The market has moved away from expectation changes in monetary policy to offset a growing concern over inflation in the U.S. to worrying over the size of Government debt which is getting close to one trillion dollars. The expectation that is being placed upon China and Japan to finance President Trump’s ambitious infrastructure renewal plans could reverberate through the global economy and drive foreign policy.

The dollar index has now reached a three year low having fallen by 4% since the Trump and Mnuchin show which premiers recently in Davos. For now, Team Mnuchin is in the ascendency but given the Teflon nature of this President, he is sure to be able to put a positive spin on dollar weakness. Strong support for the dollar index is at 87.50, a level last seen in December 2014

With the global economy maturing and emerging for the last vestiges of the economic crisis, it has become clear that in a globalized market, trade is going to be the key driver and any advantage that gain be gained will, be crucial. Competitiveness driven by productivity, capacity and utilization but most importantly currency will enable certain countries to gain a distinct advantage.

Remember Brexit?

For some reason, every time Brexit is away from news channels and other media, the market seems to forget it is happening. This malaise seems to have also affected the Bank of England who seem to be ploughing ahead with preparing monetary policy to cope with inflation two years down the line without taking into consideration the potential maelstrom the economy is about to enter.

Sterling far too strong versus both the dollar and common currency considering the current economic conditions prevailing in the UK. No matter what kind of Brexit is achieved, the economy is almost certain to be in worse condition in two-years’ time than it is today. The slowdown, possibly into recession should force inflation down without resorting to ill-conceived rate hikes.

The pound is now well above 1.4020 versus the dollar and is likely to test strong resistance at 1.4350 should the dollar’s woes continue. The retracement of the Post-referendum fall is gathering pace, but no one can foresee 1.5000 (or can they?).
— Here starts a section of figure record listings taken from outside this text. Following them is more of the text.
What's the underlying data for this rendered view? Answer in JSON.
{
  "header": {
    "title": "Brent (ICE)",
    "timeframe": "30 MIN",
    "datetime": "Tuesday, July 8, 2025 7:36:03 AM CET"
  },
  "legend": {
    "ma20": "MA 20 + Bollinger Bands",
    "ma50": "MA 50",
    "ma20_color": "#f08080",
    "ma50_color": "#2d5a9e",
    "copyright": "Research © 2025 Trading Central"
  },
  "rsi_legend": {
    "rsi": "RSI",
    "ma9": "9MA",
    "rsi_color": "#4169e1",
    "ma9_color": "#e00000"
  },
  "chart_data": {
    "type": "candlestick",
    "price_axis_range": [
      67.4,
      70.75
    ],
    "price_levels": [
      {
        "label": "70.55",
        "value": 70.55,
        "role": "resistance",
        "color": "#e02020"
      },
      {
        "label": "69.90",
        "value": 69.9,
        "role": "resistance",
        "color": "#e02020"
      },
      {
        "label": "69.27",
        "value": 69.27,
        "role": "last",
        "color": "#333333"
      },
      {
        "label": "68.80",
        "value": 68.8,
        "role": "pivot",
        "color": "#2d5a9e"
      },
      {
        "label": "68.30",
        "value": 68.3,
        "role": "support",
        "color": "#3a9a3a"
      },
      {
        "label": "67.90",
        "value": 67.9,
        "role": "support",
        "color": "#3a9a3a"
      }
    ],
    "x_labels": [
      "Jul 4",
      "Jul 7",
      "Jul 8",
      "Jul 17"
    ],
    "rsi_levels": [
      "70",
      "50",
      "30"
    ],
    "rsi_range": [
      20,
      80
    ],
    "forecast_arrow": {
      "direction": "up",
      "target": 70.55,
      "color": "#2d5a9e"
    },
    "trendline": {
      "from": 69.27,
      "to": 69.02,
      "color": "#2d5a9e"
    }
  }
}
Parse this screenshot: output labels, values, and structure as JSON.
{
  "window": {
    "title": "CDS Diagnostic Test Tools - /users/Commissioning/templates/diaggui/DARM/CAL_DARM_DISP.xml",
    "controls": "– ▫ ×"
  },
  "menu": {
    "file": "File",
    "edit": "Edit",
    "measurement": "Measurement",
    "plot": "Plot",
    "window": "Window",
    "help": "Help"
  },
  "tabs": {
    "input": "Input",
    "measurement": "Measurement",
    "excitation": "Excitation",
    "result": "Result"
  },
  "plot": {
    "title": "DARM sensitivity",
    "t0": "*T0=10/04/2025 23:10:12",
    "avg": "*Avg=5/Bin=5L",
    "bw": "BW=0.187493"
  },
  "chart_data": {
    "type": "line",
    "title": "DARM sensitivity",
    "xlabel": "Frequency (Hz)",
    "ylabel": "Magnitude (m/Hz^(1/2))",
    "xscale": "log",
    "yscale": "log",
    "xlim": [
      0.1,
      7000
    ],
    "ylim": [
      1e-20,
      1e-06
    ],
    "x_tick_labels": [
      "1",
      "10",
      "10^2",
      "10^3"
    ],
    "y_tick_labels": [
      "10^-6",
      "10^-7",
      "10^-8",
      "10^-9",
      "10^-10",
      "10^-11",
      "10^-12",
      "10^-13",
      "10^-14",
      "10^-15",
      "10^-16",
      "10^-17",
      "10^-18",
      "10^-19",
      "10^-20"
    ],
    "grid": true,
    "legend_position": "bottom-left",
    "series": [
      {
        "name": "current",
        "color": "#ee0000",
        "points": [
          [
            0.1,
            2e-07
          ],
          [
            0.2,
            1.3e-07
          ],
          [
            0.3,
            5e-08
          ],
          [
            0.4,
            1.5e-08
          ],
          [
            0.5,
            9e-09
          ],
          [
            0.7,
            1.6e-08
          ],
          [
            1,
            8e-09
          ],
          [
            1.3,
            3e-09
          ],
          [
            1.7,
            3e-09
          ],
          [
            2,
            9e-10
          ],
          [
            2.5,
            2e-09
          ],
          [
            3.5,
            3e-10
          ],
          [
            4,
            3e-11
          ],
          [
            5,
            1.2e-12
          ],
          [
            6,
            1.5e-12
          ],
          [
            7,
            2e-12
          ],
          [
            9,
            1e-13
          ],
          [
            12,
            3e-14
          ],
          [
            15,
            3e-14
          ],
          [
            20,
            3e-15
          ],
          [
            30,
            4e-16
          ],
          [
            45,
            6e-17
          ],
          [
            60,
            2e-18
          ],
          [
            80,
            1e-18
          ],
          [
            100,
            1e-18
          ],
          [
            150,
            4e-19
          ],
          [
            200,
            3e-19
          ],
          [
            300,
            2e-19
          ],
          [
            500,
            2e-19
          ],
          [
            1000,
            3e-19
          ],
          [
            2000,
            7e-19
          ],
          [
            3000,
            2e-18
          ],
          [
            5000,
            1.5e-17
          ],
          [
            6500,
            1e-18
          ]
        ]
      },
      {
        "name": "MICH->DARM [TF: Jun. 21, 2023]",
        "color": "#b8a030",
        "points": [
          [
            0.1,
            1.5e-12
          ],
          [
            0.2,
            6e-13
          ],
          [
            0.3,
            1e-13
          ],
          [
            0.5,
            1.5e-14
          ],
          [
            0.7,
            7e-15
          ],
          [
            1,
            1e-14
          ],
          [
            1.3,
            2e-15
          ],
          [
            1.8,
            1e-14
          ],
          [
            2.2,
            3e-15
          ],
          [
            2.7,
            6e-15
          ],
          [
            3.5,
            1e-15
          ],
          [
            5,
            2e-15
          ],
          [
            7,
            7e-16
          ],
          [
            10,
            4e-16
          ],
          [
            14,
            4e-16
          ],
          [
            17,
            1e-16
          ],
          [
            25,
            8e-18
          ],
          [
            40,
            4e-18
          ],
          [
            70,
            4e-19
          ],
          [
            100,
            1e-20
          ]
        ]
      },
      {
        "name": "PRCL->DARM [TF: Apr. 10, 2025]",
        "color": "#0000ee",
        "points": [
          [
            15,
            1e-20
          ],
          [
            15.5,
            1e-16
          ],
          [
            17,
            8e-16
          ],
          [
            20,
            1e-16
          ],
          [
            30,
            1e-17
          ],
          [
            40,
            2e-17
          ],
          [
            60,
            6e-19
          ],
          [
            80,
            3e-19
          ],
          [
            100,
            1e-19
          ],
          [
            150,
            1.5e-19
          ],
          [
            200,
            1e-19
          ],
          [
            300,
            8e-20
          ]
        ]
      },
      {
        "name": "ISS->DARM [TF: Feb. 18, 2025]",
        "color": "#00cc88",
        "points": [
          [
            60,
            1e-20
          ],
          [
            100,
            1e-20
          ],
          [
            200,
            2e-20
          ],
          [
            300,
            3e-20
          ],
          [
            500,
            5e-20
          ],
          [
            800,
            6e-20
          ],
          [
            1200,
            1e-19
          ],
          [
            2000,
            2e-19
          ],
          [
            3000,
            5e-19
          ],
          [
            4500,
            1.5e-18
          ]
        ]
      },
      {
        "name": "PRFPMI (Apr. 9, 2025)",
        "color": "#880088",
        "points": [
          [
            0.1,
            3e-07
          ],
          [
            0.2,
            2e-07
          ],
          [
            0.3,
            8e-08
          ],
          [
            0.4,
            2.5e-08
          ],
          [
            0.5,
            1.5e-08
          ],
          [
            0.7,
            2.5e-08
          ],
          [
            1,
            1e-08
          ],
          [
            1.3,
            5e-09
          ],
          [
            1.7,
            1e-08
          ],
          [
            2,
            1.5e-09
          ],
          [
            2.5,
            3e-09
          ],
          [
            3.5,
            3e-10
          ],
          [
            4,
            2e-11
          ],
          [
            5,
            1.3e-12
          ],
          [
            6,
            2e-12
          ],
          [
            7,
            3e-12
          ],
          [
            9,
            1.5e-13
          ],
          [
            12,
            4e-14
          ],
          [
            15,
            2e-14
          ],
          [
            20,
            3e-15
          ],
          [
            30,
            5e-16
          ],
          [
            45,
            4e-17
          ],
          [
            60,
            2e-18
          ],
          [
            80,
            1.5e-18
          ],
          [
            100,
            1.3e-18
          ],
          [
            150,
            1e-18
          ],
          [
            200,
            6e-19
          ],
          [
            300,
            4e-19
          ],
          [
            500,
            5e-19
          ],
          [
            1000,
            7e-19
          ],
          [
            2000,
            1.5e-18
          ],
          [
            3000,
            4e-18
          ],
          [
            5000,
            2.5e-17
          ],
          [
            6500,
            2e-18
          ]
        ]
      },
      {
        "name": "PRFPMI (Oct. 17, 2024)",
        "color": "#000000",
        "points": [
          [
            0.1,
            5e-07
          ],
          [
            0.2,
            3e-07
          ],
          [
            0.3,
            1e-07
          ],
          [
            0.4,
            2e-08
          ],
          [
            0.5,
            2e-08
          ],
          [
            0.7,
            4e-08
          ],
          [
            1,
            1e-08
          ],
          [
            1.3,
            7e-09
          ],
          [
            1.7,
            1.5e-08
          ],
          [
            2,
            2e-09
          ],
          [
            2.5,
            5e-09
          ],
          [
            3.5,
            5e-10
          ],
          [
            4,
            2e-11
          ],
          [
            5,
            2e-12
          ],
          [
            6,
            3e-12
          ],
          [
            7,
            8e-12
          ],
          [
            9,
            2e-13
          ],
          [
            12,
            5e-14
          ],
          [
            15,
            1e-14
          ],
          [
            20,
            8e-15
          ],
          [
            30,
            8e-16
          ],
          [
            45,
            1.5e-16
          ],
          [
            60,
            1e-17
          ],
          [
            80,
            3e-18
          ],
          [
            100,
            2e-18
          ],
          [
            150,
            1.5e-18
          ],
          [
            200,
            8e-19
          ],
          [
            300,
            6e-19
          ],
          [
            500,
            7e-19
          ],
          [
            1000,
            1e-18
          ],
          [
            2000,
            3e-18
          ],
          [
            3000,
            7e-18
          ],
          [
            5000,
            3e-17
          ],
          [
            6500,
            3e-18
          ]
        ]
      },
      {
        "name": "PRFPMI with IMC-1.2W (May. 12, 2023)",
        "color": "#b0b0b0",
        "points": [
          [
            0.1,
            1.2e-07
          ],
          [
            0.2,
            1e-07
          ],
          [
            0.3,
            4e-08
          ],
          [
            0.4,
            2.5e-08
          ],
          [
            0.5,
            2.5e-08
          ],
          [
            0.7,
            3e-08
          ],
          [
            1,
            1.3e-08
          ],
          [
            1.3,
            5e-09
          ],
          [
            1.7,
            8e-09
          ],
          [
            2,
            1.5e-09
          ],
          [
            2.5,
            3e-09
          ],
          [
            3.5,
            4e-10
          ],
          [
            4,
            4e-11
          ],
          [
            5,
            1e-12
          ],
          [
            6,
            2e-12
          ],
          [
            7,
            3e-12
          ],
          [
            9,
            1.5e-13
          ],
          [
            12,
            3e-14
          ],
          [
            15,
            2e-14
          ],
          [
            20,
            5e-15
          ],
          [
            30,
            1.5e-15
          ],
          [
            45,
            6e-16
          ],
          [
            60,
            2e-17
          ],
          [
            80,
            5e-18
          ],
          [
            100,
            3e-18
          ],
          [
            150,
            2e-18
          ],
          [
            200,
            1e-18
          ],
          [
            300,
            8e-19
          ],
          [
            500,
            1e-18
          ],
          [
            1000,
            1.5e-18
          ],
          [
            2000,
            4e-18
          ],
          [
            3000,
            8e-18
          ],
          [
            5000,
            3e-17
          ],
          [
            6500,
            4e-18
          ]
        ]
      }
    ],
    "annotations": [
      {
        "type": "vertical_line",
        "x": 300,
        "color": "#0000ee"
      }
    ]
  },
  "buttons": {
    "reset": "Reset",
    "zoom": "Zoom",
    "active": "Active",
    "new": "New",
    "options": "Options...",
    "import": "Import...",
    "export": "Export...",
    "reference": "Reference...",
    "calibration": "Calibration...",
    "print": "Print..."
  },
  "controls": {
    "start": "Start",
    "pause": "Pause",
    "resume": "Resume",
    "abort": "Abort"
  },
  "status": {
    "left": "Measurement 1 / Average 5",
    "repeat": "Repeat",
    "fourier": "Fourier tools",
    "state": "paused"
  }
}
The pound is performing well versus the Euro, based most likely upon a potential for a widening of the interest rate differential.
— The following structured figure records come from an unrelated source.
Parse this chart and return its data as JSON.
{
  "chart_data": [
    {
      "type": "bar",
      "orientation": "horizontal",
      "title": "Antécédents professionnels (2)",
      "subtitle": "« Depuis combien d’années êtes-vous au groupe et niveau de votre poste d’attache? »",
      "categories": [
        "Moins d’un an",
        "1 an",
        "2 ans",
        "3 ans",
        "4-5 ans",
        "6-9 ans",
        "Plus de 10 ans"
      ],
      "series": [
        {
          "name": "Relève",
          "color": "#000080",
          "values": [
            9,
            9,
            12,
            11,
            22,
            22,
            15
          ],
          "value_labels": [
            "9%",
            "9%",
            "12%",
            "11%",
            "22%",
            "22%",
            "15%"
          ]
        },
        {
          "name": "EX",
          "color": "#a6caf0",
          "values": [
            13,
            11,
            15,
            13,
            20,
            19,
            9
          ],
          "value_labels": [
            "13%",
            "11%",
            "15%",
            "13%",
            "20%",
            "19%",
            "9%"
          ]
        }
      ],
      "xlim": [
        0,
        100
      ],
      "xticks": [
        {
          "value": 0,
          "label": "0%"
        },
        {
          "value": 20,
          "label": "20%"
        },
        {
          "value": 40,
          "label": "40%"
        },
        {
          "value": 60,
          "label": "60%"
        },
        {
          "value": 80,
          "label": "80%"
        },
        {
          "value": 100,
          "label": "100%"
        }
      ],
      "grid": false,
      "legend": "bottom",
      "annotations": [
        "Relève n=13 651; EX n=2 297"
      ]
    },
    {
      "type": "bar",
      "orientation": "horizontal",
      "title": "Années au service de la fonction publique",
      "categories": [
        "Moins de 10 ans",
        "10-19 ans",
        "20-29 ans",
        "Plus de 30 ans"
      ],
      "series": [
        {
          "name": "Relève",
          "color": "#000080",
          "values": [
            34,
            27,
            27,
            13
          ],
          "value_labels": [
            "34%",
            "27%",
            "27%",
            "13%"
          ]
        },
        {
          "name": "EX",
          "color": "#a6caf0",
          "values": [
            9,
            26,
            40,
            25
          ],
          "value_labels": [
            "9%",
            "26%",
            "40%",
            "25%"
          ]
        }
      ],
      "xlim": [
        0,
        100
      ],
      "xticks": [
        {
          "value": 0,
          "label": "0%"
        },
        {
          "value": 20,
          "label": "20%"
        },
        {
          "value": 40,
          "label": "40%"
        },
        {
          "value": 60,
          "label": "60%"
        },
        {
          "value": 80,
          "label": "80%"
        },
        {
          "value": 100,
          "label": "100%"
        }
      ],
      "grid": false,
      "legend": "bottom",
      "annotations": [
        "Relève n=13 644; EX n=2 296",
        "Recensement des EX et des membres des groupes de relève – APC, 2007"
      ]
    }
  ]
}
I have taken a long term short position in the pound versus the dollar as it seems to be totally overpriced. I am considering fading into the position should there be any approach to the 1.4350 level, but I am expecting 1.3820 to be tested again as this castle looks to be built on sand.
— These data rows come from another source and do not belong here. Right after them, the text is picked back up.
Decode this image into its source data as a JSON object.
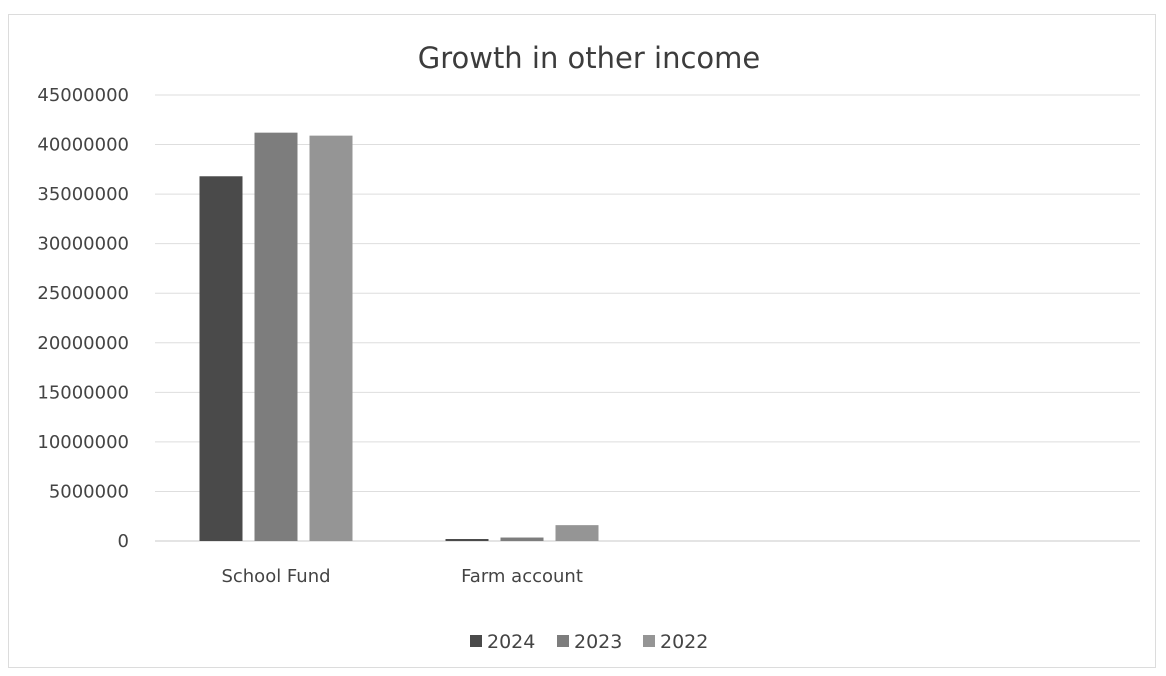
{
  "chart_data": {
    "type": "bar",
    "title": "Growth in other income",
    "xlabel": "",
    "ylabel": "",
    "categories": [
      "School Fund",
      "Farm account"
    ],
    "series": [
      {
        "name": "2024",
        "values": [
          36800000,
          200000
        ],
        "color": "#4a4a4a"
      },
      {
        "name": "2023",
        "values": [
          41200000,
          350000
        ],
        "color": "#7d7d7d"
      },
      {
        "name": "2022",
        "values": [
          40900000,
          1600000
        ],
        "color": "#959595"
      }
    ],
    "ylim": [
      0,
      45000000
    ],
    "yticks": [
      0,
      5000000,
      10000000,
      15000000,
      20000000,
      25000000,
      30000000,
      35000000,
      40000000,
      45000000
    ],
    "grid": true,
    "legend_position": "bottom"
  }
}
Sr. Draghi not sleeping so well.

No more printing money?

Should the Euro remain above 1.2500 for an extended period as is starting to look more and more probable, Mario Draghi will have been proven correct in his demand that the Asset Purchase Scheme stay in place. That level for the currency will make the recovery of the weaker economies of the Eurozone tougher to maintain.

It has been something of a miracle that the economies of Spain and Ireland etc have managed to return to growth despite a currency that has rallied by over 20% in fifteen months.

Economically the common currency should have no reason maintaining its current strength even should the dollar start to recover. However, there are political clouds gathering produced by Italy’s forthcoming election. In contrast to Cyprus where the pro-EU President was recently re-elected, in Italy there is a tubthumping anti-EU Party that is likely to be part of a winning coalition.

My personal antipathy towards the Euro has faded somewhat over the past few years as my admiration for Sr. Draghi has grown. It is a tough proposition to believe that the dollar index of which the common currency makes up 57% can fall much further without a sizeable correction.